Different result between FPU and SIMD

Something unexpected can happen when migrating legacy project about floating-point calculation...

About two years ago, I had a chance to migrate x86 based project to x64 project.
And there are not many works I had to do. Really. Because it was just a simple tool, so all I needed to do was switch the architecture of the platform, and fix some warnings come from different size of size_t.

It seems everything works fine, yet I found something works differently than before.
I quite struggled to trace the error in that there is no difference in C++ code between x86 and x64.

Anyway, I finally got where the error come from in a dissambly mode. But let’s see the C++ code first that error occurred.

#include <cstdio>

int main(){
    volatile float value = 2048.f;
    volatile float episilon = 0.0001f;

    printf(((value + episilon) > value) ? "true" : "false");

    return 0;
}

On x86, it printed true, but printed false on x64.
And the reason why I declared every value as volatile, it’s just for avoiding constantize value by compiler optimization.

Alright. Then let’s have a look how the x86 compiler made its assembly code.

...
fld dword ptr [episilon]
fadd dword ptr [value]
fld dword ptr [value]
fcompp
fnstsw ax
test ah, 5
mov eax, offset string "true" (0BA2100h)
jnp main+34h (0BA1074h)
mov eax, offset string "false" (0BA2108h)
push eax
call printf (0BA1010h)
...

So, the first is pushing episilon onto FPU register stack. Then add value to the top of the stack. Therefore, value + episilon is stored on top.
Next, push value onto the stack. And through fcompp, compare ST[0](value) with ST[1](value + episilon) and pop register stack twice. Depending on the result of the instruction, C0, C2 and C3 of the FPU status word will be changed.
The instruction fnstsw will store FPU status word into its destination. On the code, the register ax has 0100h and this is the result when condition ST[0] < ST[1] is true.

Okay. Then how about x64 compiled assembly code look like? Unlike x86 assembly, x64 compiler uses SSE2 by default. Probably, every x64 processor supports SSE2 and this is faster than FPU.

Anyway, see how the x64 code looks like.

...
lea rax, [string "true" (07FF7F46B2240h)]
lea rcx, [string "false" (07FF7F46B2248h)]
movss xmm2, dword ptr [episilon]
movss xmm0, dword ptr [value]
movss xmm1, dword ptr [value]
addss xmm2, xmm0
comiss xmm2, xmm1
cmova rcx, rax
call printf (07FF7F46B1010h)
...

As you see, it’s nothing so special.
But one I noticed is, after executing addss instruction on the code, xmm2 has 2048.0. And xmm1 also has 2048.0, the result is false.
Logically, this is the right result. Because 2048.0001 is too long number as single precision floating point since it has not enough mantissa bits.

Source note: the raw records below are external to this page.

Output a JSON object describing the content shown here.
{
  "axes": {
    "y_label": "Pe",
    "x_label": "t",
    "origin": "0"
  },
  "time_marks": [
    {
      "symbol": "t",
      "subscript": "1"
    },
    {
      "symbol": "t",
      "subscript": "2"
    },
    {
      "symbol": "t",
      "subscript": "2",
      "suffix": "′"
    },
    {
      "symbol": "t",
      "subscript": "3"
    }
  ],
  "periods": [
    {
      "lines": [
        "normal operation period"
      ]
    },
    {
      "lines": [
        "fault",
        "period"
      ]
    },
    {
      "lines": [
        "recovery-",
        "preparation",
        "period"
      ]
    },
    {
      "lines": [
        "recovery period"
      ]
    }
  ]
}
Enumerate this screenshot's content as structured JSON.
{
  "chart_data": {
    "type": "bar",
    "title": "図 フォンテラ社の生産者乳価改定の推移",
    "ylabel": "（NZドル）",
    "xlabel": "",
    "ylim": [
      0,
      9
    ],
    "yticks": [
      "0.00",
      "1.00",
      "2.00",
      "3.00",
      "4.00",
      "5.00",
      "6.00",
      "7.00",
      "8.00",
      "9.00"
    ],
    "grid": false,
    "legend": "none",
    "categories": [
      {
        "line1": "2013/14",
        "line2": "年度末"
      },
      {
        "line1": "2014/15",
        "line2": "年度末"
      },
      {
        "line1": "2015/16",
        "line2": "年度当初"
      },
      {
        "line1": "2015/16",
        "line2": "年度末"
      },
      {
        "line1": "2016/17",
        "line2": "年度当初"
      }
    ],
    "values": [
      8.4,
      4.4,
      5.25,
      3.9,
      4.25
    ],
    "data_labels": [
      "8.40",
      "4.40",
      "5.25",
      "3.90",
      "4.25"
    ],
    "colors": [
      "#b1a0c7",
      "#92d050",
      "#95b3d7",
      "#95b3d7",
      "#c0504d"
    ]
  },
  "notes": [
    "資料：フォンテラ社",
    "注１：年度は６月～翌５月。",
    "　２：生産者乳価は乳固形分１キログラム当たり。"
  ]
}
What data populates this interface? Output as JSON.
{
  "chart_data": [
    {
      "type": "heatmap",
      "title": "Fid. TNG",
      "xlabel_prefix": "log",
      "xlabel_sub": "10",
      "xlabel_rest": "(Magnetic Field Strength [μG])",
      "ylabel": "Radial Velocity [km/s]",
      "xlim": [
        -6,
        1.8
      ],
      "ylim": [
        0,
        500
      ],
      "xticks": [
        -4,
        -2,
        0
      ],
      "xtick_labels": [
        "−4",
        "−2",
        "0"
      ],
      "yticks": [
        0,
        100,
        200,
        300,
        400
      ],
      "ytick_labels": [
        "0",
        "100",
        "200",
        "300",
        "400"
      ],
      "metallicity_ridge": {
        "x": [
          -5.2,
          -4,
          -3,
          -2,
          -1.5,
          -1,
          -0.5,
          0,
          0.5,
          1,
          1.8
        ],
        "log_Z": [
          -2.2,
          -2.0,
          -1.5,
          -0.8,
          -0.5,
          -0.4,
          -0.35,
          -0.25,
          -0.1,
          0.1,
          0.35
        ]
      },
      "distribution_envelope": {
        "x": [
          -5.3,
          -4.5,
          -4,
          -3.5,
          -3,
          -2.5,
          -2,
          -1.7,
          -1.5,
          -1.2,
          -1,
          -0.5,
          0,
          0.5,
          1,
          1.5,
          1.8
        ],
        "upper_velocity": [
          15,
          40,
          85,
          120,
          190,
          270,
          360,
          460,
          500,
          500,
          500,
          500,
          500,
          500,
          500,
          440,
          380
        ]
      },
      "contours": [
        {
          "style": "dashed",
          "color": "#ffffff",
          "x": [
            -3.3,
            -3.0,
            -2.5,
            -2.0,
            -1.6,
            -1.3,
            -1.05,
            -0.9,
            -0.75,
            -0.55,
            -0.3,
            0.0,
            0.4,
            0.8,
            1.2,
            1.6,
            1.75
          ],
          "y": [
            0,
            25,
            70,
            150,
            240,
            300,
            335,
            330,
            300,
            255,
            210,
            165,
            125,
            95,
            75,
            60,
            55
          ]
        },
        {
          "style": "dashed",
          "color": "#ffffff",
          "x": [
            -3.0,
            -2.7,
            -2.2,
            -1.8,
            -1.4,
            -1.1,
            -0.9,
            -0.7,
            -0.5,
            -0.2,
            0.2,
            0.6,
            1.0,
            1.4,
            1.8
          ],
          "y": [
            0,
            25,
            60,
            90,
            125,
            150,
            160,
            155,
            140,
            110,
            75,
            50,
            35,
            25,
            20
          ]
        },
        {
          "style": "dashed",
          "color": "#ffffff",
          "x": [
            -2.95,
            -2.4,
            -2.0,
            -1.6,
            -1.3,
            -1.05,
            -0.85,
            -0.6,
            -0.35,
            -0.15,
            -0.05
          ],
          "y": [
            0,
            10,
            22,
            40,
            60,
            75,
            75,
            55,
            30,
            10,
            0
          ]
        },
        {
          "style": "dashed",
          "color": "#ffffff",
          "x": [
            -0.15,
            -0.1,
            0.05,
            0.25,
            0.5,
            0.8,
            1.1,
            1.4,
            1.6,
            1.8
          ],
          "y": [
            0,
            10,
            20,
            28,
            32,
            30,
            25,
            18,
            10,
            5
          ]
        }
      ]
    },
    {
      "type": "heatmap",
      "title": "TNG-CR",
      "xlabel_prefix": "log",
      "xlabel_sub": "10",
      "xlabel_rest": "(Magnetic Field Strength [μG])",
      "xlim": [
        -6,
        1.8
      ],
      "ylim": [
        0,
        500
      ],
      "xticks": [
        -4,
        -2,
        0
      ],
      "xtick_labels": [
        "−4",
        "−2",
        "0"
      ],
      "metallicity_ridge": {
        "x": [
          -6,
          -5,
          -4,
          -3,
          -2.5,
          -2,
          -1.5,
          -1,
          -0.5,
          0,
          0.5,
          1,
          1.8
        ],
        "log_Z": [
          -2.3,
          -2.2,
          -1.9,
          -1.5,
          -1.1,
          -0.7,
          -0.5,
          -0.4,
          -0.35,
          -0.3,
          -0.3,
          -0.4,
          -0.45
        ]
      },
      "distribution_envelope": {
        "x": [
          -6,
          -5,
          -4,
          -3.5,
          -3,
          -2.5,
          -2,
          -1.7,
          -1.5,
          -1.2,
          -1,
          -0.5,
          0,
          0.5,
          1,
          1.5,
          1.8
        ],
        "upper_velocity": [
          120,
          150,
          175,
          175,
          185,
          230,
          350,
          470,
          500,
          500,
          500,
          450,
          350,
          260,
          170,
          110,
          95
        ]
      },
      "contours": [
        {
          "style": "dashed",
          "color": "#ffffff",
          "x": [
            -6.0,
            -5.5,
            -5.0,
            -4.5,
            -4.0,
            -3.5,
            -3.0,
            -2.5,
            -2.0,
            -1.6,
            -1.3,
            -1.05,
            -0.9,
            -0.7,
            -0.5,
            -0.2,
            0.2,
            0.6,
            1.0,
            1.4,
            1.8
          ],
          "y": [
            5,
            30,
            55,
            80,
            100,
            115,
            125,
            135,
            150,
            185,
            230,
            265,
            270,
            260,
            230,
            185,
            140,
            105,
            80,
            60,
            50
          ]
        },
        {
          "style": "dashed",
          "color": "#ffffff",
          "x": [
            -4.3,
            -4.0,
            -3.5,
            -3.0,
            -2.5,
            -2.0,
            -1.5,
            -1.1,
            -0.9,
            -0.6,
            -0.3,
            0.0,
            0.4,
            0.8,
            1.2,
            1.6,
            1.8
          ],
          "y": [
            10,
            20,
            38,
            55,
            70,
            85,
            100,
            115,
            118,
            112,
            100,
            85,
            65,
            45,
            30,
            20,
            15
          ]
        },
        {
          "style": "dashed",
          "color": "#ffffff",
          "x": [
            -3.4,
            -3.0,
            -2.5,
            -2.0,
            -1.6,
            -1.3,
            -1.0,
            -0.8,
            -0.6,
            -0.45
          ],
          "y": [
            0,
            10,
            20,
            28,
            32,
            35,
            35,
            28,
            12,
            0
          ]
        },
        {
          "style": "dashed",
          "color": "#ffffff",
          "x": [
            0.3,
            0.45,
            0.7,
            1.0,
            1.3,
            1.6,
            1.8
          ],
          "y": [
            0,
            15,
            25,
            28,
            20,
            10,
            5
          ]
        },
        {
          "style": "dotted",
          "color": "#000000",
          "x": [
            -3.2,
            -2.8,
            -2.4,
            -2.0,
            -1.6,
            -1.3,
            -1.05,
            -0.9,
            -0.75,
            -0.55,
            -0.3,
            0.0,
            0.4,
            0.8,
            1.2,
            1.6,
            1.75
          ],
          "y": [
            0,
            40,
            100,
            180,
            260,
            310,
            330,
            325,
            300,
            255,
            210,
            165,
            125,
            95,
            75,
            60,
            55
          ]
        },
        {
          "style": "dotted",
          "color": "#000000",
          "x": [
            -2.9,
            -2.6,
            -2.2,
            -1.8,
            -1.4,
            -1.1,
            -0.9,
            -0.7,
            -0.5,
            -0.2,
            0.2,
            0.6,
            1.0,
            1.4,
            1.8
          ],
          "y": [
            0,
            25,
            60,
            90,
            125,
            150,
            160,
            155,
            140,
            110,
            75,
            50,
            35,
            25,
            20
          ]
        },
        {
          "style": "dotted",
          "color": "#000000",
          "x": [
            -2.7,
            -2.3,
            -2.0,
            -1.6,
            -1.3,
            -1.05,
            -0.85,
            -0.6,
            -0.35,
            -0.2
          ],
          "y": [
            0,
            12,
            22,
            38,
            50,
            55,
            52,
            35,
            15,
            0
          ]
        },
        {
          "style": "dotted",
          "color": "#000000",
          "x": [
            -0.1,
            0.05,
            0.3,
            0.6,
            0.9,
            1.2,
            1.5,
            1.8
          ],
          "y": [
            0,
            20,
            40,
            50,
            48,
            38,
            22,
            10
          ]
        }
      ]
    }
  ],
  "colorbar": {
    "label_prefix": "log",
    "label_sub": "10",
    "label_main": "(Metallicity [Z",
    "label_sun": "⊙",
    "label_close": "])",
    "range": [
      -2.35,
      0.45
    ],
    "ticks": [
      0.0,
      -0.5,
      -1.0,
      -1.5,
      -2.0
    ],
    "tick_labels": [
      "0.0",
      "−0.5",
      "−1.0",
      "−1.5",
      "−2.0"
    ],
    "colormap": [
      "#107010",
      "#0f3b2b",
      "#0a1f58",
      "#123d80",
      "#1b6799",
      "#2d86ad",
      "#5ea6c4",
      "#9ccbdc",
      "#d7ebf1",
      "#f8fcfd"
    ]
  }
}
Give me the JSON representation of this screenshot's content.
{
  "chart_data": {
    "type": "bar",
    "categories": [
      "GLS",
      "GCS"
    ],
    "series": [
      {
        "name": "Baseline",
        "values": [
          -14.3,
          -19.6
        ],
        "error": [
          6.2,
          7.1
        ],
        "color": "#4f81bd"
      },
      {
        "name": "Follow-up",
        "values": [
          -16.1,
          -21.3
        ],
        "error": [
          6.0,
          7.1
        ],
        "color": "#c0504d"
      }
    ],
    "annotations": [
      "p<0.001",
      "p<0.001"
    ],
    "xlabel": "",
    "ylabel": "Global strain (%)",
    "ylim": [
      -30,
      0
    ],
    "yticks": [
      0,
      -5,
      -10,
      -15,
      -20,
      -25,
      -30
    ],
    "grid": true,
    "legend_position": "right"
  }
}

Then back to the x86 code, its result was true. That means FPU compared their value with a higher precision floating point.
So I started to searching about FPU and I found an interesting description of fld instruction.

Which explained,

If the source operand is in single-precision or double-precision floating-point format, it is automatically converted to the double extended-precision floating-point format before being pushed on the stack.

Now, everything got clear.
On x86, every floating point(regardless of their precision) are automatically converted to 80 bits of extended precision floating point to be calculated by FPU.
But x64 on the other hand, as I declared float in the C++ code, it maintained single precision in every operation of SIMD.

So, if you’re planning to switch FPU to SIMD of your legacy project, make sure to notice the result of floating point can be changed.

And by the way, on Visual Studio 2019, it uses SSE2 by default even with x86. But you can still use the legacy FPU by adding /arch:IA32 command line.